PDA

View Full Version : Jiva - conditioned or liberated eternally?



Govindbhai
05 August 2013, 05:12 AM
Hare Krsna!
PAMHO to all Vaishnavas ,
All glories to all devotees of the Supreme Lord, and sincere seekers of Truth & Righteousness.

In his Purport to B.G. Ch.18, v.78 (final verse), A.C. Bhaktivedanta Swami 'Prabhupada' has stated:

"The living entities are manifested of His energy and are divided into two classes, eternally conditioned and eternally liberated."

I am failing to understand how a conditioned jiva can become liberated, if both states are eternal.

If the state of being conditioned is eternal, then liberation is impossible, because liberation would bring to an end the state of being conditioned, and would also give a beginning to the state of liberation, meaning that it is not eternal.

Eternal means:

e·ter·nal
adj.
1. Being without beginning or end; existing outside of time. See Synonyms at infinite.
2. Continuing without interruption; perpetual.
3. Forever true or changeless: e.g. 'eternal truths'

Has anyone got anything to say about this?

Haribol.

smaranam
07 August 2013, 02:16 AM
Hare KRshNa,
PAMHO

Here, eternal is the translation of nitya.

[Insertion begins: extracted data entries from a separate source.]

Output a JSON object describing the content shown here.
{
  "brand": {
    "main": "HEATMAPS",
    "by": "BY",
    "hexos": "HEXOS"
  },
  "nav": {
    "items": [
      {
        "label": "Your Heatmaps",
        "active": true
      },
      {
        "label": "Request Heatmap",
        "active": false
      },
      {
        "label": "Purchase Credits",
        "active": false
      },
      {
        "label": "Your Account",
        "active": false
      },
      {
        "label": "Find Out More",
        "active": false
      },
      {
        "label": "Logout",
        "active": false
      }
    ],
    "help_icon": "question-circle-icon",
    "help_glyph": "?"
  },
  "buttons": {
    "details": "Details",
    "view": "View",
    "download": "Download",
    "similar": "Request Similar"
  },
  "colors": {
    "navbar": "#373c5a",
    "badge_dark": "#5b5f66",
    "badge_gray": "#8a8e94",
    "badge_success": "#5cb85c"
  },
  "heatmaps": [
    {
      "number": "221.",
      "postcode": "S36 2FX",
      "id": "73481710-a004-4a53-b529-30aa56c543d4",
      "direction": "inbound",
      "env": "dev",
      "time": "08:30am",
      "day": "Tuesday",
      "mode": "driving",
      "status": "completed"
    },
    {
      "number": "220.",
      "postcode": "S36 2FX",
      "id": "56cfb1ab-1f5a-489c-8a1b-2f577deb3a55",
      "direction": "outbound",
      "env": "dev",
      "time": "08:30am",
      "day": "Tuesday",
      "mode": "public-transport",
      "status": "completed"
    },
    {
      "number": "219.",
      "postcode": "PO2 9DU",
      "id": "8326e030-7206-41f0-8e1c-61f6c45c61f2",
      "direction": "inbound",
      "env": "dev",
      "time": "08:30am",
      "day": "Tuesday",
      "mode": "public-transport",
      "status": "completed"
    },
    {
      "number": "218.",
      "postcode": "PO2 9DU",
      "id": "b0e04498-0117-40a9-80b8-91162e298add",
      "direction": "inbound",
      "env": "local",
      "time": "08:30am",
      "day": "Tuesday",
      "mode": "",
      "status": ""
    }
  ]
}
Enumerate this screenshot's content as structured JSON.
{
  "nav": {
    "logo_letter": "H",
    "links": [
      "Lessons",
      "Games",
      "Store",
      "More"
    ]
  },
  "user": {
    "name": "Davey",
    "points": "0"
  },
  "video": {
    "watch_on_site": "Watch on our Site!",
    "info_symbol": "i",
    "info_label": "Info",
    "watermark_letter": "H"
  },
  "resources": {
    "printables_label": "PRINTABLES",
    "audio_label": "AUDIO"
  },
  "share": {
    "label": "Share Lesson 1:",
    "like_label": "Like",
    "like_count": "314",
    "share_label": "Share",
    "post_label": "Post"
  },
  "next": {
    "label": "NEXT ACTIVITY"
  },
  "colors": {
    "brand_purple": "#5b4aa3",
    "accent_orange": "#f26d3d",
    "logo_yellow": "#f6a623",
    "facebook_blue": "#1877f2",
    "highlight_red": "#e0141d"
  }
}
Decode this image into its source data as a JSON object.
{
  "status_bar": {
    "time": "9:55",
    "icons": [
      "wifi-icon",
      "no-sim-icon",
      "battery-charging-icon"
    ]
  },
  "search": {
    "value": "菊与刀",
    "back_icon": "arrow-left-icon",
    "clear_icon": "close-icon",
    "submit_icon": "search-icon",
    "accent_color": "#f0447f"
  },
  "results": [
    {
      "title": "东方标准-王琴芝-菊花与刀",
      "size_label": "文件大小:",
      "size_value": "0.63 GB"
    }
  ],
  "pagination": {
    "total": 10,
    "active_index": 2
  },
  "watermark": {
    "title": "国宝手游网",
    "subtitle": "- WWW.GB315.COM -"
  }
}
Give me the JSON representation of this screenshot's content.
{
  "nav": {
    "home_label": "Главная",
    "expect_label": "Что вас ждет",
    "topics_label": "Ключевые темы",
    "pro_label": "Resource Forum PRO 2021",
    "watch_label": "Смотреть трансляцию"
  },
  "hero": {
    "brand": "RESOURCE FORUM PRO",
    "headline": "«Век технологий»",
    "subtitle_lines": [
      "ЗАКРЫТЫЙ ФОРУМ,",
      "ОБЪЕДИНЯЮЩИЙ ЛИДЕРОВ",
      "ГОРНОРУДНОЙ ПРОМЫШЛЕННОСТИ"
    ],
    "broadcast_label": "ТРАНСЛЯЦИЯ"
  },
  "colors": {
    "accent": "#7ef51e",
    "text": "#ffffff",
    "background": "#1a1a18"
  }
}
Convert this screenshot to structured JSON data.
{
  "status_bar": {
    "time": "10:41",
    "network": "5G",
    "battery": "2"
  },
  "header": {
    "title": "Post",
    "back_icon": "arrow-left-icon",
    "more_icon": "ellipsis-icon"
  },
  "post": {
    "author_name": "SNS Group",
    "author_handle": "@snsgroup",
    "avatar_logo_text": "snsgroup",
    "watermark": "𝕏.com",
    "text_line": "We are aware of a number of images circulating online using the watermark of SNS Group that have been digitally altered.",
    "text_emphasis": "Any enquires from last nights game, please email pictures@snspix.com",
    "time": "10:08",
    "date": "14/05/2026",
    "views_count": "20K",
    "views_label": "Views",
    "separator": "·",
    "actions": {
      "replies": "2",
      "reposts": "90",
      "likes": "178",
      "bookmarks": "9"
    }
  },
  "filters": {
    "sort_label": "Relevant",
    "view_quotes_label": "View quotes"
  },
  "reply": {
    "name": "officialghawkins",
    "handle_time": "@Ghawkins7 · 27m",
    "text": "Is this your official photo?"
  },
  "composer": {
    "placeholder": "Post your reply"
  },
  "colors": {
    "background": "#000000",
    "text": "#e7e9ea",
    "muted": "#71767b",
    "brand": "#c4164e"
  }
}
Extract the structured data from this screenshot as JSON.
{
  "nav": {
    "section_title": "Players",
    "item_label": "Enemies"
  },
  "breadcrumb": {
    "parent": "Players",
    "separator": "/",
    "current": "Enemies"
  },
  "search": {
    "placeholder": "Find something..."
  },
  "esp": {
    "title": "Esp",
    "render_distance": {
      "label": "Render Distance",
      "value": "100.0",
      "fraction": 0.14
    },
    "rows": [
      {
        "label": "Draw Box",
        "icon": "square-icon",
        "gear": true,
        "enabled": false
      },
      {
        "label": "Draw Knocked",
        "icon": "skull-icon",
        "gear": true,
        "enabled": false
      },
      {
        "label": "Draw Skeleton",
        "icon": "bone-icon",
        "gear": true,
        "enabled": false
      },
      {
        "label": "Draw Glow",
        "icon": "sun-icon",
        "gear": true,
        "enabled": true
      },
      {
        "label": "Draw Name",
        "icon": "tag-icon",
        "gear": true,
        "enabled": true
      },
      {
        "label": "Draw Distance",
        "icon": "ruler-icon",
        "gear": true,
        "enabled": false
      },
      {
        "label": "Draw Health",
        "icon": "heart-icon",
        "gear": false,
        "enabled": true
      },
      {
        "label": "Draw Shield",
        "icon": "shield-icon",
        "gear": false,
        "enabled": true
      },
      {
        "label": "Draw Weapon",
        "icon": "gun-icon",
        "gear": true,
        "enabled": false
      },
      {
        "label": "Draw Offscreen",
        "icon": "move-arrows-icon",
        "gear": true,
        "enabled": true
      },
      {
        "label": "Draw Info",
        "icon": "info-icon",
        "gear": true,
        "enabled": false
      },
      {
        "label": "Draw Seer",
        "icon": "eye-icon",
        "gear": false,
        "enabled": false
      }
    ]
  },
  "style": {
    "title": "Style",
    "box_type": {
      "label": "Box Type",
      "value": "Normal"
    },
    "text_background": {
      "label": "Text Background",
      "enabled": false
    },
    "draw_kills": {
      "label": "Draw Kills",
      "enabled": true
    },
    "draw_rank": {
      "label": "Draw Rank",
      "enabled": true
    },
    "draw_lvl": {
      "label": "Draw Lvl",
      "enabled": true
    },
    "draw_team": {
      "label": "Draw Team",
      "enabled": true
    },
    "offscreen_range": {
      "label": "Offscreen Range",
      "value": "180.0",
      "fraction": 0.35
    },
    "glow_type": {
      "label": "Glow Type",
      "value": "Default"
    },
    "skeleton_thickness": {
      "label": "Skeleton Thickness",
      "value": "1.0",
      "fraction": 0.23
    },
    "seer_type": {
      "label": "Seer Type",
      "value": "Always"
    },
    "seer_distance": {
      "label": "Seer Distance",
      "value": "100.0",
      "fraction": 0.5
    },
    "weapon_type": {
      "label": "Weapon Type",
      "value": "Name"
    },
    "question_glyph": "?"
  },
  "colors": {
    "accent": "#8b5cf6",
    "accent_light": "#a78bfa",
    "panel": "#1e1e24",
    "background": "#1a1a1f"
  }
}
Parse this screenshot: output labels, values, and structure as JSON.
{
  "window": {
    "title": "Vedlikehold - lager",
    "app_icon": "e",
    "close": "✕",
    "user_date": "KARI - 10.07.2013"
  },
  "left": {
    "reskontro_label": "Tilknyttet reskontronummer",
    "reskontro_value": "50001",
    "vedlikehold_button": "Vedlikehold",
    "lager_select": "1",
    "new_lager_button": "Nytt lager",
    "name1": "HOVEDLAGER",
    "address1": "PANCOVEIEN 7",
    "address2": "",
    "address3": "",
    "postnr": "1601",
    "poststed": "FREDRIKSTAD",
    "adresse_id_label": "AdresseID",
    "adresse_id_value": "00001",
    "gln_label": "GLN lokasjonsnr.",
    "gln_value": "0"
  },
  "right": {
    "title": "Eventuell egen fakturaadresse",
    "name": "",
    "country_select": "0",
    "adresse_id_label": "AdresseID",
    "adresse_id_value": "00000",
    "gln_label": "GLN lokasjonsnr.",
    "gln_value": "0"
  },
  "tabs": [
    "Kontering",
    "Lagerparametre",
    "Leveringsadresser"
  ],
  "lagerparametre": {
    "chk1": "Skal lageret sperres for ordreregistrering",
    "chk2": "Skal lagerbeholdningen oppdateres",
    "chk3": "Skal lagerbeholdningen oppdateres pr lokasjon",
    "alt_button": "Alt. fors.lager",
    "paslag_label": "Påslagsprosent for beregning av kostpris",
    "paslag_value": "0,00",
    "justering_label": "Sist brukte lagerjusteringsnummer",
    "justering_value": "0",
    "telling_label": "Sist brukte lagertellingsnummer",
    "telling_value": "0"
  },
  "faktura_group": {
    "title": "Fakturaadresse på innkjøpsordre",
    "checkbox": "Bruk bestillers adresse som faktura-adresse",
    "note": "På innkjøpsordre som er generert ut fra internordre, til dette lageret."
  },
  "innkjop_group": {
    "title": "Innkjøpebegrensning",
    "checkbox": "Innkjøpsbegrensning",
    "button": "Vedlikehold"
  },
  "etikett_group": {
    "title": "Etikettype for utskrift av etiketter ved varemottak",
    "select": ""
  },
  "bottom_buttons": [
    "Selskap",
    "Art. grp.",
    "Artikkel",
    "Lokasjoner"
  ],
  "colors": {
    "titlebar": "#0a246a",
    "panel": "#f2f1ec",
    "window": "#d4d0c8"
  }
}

eternally conditioned = nitya baddha = HAS BEEN / WAS always conditioned (always can also mean as far as time can tell for all practical purposes). This does not say the baddha jiva will not be liberated IN FUTURE. Although that violates the dicitionary meaning (beginning AND end), the end is not considered in this context for nitya (forever conditioned as of today - was NEVER liberated).

eternally liberated = nitya siddha = HAS always been in the liberated state, and WAS NEVER CONDITIONED EVER in the past, plus, it implies they will never fall down (as in: get deluded) i.e. they will not "become conditioned." - although there have been exceptions to this (ShridAma - a curse not a true fall-down).
e.g. ashTa sakhis, GaruDa, prAN sakhAs of Shri KRshNa (the inner circle) are nitya siddha.

Some gopis were elevated to that state - some were previous deva kanyA (daughters of Demigods), some were Rshis of DanDakArNya (danDaka forest) who wanted to associate with Sri RAm. Some other pArshads of the Supreme Lord may be bhakta who worshipped KRshNa in whichever ras. These are examples of those who were not necessarily nitya siddha (they were not always siddha, they were baddha at some point).

_/\_

Haribol
om namo bhagavate vAsudevAya

smaranam
07 August 2013, 11:18 AM
Another explanation for nitya-baddha is:

These jivas have been baddha for a very very very long time. So there is room for them being in either a neutrally innocent non-devotional state (Bramhajyoti) or in VaikunTha before this large amount of time that "feels like forever" - implying - "nitya for all practical purposes"


Hare KRshNa

Mana
07 August 2013, 12:44 PM
om gurave namaḥ



Eternal means:

e·ter·nal
adj.
1. Being without beginning or end; existing outside of time. See Synonyms at infinite.
2. Continuing without interruption; perpetual.
3. Forever true or changeless: e.g. 'eternal truths'

Has anyone got anything to say about this?

Haribol.

Namaste Govindbhai,

This definition of infinity is extremely basic; for a modern yet very relevant perspective, you might like to consider investigating some mathematics; limits and group theory in particular.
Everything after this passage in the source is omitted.